Marcelina, whose life revolved around the production of exploitative reality shows, finds her life turned upside down by the discovery of another Marcelina from a parallel world who is slowly destroying her life and relationships.
Edson, possibly the most complex of the characters here, falls in love with a quantum physicist. When she is killed he is devastated until he sees her again and discovers that she is a fugitive from a parallel world who is being hunted down by the agencies patrolling the infinite array of quantum realities.
It becomes evident that these worlds are from different variations of our own earth, and none of them may be based on the Earth we know.
However, inbetween the plots strands McDonald gives us wonderful views into the lives of a whole army of characters, whether they be Eighteenth Century scientists attempting to measure the world or Hispanic cleaning ladies who know all there is to know about The Fateful Final when Brazil lost the World Cup in Nineteen Fifty.

I loved Brazil as a source of inspiration, mixing past, present, future and some merely "possible" Brazils with a quantum cascade of possibilities and interlinkage that kept me turning pages well into the night.
If I have any criticism is it that the character of the protagonist in the past brazil, Luis Quinn, felt too familiar to me, almost stereotypical in some respects, perhaps I've simply read too many novels to allow me to see characters as truly fresh if they share any, even minor, trait with another I've read somewhere else, but this is a very trivial complaint in an otherwise compelling and innovative book.


First of all, the excessive Portuguese. I usually really like unusual stylistic choices, but his use of Portuguese crossed way over the line and became an annoying affectation. It felt pretentious, and didn't add anything notable to the book. If the point was immersion, there are far more skillful ways to do that and this choice was really ham handed.
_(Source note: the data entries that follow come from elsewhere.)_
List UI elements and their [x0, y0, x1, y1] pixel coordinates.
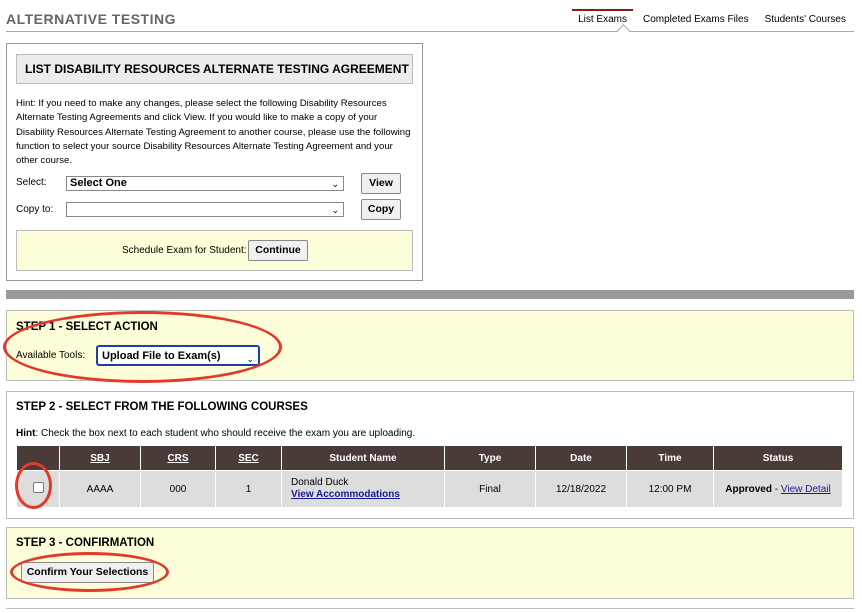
section-divider-bar	[6, 290, 854, 299]
chevron-down-icon: ⌄	[331, 205, 339, 215]
col-time: Time	[626, 445, 714, 471]
copy-to-select[interactable]: ⌄	[66, 202, 344, 217]
step2-hint-text: : Check the box next to each student who…	[35, 428, 416, 439]
col-sec-label[interactable]: SEC	[238, 453, 259, 464]
status-text: Approved	[725, 483, 772, 495]
confirm-selections-button[interactable]: Confirm Your Selections	[21, 562, 154, 583]
step2-hint-bold: Hint	[16, 428, 36, 439]
tab-students-courses[interactable]: Students' Courses	[763, 14, 848, 25]
step3-title: STEP 3 - CONFIRMATION	[16, 537, 155, 549]
step2-hint: Hint: Check the box next to each student…	[16, 428, 415, 439]
schedule-exam-box: Schedule Exam for Student: Continue	[16, 230, 413, 271]
cell-sbj: AAAA	[59, 470, 141, 508]
cell-sec: 1	[215, 470, 282, 508]
col-type: Type	[444, 445, 536, 471]
chevron-down-icon: ⌄	[246, 354, 254, 364]
cell-student: Donald Duck View Accommodations	[281, 470, 445, 508]
step1-panel: STEP 1 - SELECT ACTION Available Tools: …	[6, 310, 854, 381]
tab-completed-exams-files[interactable]: Completed Exams Files	[641, 14, 751, 25]
courses-table: SBJ CRS SEC Student Name Type Date Time …	[16, 445, 843, 508]
view-accommodations-link[interactable]: View Accommodations	[291, 489, 400, 500]
step2-title: STEP 2 - SELECT FROM THE FOLLOWING COURS…	[16, 401, 308, 413]
schedule-exam-label: Schedule Exam for Student:	[122, 245, 247, 256]
agreement-hint: Hint: If you need to make any changes, p…	[16, 98, 411, 167]
active-tab-pointer	[617, 24, 630, 37]
agreement-panel: LIST DISABILITY RESOURCES ALTERNATE TEST…	[6, 43, 423, 281]
col-student-name: Student Name	[281, 445, 445, 471]
cell-status: Approved - View Detail	[713, 470, 843, 508]
student-name: Donald Duck	[291, 477, 349, 488]
table-row: AAAA 000 1 Donald Duck View Accommodatio…	[16, 470, 843, 508]
cell-type: Final	[444, 470, 536, 508]
page-title: ALTERNATIVE TESTING	[6, 11, 176, 27]
step2-panel: STEP 2 - SELECT FROM THE FOLLOWING COURS…	[6, 391, 854, 519]
col-status: Status	[713, 445, 843, 471]
col-sec: SEC	[215, 445, 282, 471]
cell-date: 12/18/2022	[535, 470, 627, 508]
header-divider	[6, 31, 854, 32]
step1-title: STEP 1 - SELECT ACTION	[16, 321, 158, 333]
agreement-heading: LIST DISABILITY RESOURCES ALTERNATE TEST…	[16, 54, 413, 84]
bottom-divider	[6, 608, 854, 609]
col-sbj: SBJ	[59, 445, 141, 471]
chevron-down-icon: ⌄	[331, 179, 339, 189]
row-select-cell	[16, 470, 60, 508]
available-tools-label: Available Tools:	[16, 350, 86, 361]
select-label: Select:	[16, 177, 47, 188]
available-tools-value: Upload File to Exam(s)	[102, 350, 221, 362]
page-header: ALTERNATIVE TESTING List Exams Completed…	[0, 0, 862, 37]
status-separator: -	[771, 483, 781, 495]
tab-list-exams[interactable]: List Exams	[572, 9, 633, 25]
cell-crs: 000	[140, 470, 216, 508]
view-detail-link[interactable]: View Detail	[781, 484, 831, 495]
tab-bar: List Exams Completed Exams Files Student…	[564, 9, 848, 25]
agreement-select-value: Select One	[70, 177, 127, 189]
col-date: Date	[535, 445, 627, 471]
agreement-select[interactable]: Select One ⌄	[66, 176, 344, 191]
col-select	[16, 445, 60, 471]
continue-button[interactable]: Continue	[248, 240, 308, 261]
col-sbj-label[interactable]: SBJ	[90, 453, 109, 464]
step3-panel: STEP 3 - CONFIRMATION Confirm Your Selec…	[6, 527, 854, 599]
row-checkbox[interactable]	[32, 482, 44, 493]
table-header-row: SBJ CRS SEC Student Name Type Date Time …	[16, 445, 843, 471]
copy-to-label: Copy to:	[16, 204, 54, 215]
copy-button[interactable]: Copy	[361, 199, 401, 220]
available-tools-select[interactable]: Upload File to Exam(s) ⌄	[96, 345, 260, 366]
col-crs: CRS	[140, 445, 216, 471]
view-button[interactable]: View	[361, 173, 401, 194]
cell-time: 12:00 PM	[626, 470, 714, 508]
col-crs-label[interactable]: CRS	[167, 453, 188, 464]
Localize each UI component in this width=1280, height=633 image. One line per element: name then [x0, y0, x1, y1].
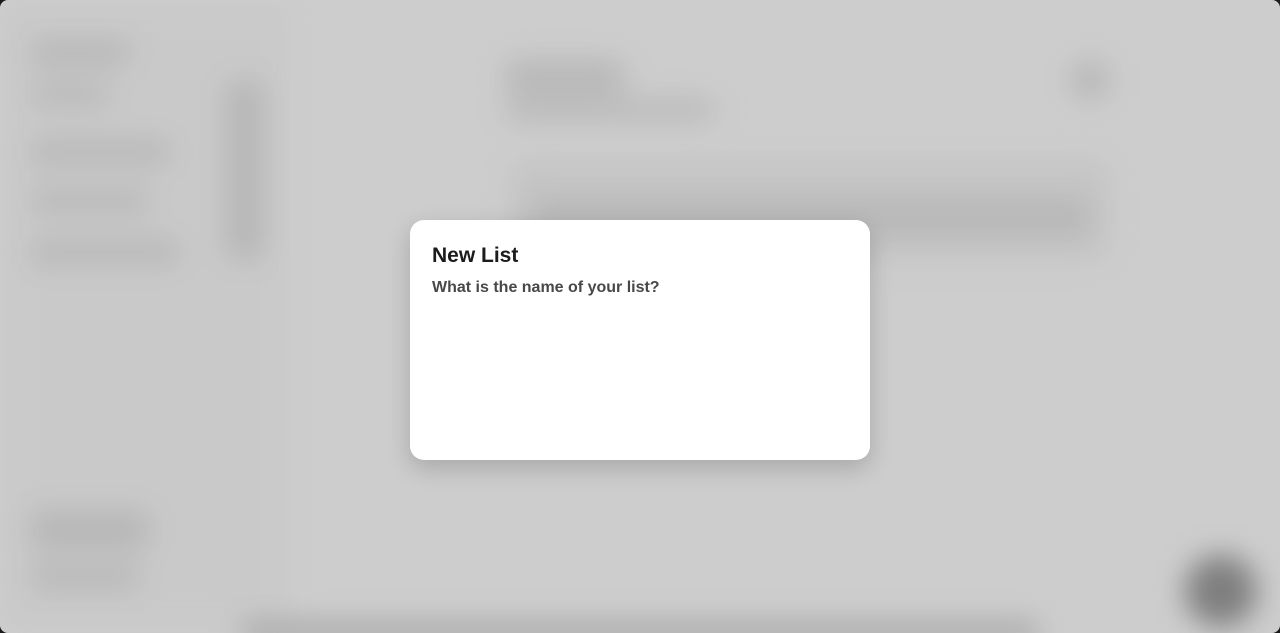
app-window: New List What is the name of your list? [0, 0, 1280, 633]
new-list-dialog: New List What is the name of your list? [410, 220, 870, 460]
dialog-title: New List [432, 244, 519, 267]
dialog-subtitle: What is the name of your list? [432, 279, 660, 296]
list-name-input[interactable] [432, 316, 848, 356]
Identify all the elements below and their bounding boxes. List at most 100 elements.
And I don't think that McDonald had the authority to use that much of an actively spoken foreign language that he doesn't speak, in his novel. Sadly some of the reviews I've seen from native speakers have blasted the awkward phrasing and weird use. Could you imagine someone doing this with English? Wait, that exists, and we call it Engrish and it's terribly awkward. Why would it be good writing to do it to another language? I can see he had consultants, and I am sure he did tons of research but that frankly is not enough.
Although that would have been forgivable, just annoying, had the content of the book stood up. Sadly it did not. I found the characters fairly interesting, unlike some reviewers who hated the MC-- she was pretty hate able, and I'm a little worried that this is the only type of interesting female character McDonald seems to enjoy writing, but she was also kind of hilarious in her hateability and very self aware of her flamboyant flaws. So I actually liked her-- which is why i felt betrayed when certain character changes happened near the end of the book which felt completely out of the blue and nonsensical. There was no real build up to her change in character into the person she was at the end, she was just one way in one chapter and totally different in the next.
Also the plot is a sloppy mess. Eighty percent interesting ideas building up to a final twenty percent "oh god I have to make the novel end the way I planned, how do I get from here to there" and the answer was contrived and boring.
The multiple time lines that bothered other people didn't bother me, I liked them. Just the stuff above.
Anyways, a disappointment. I expected better.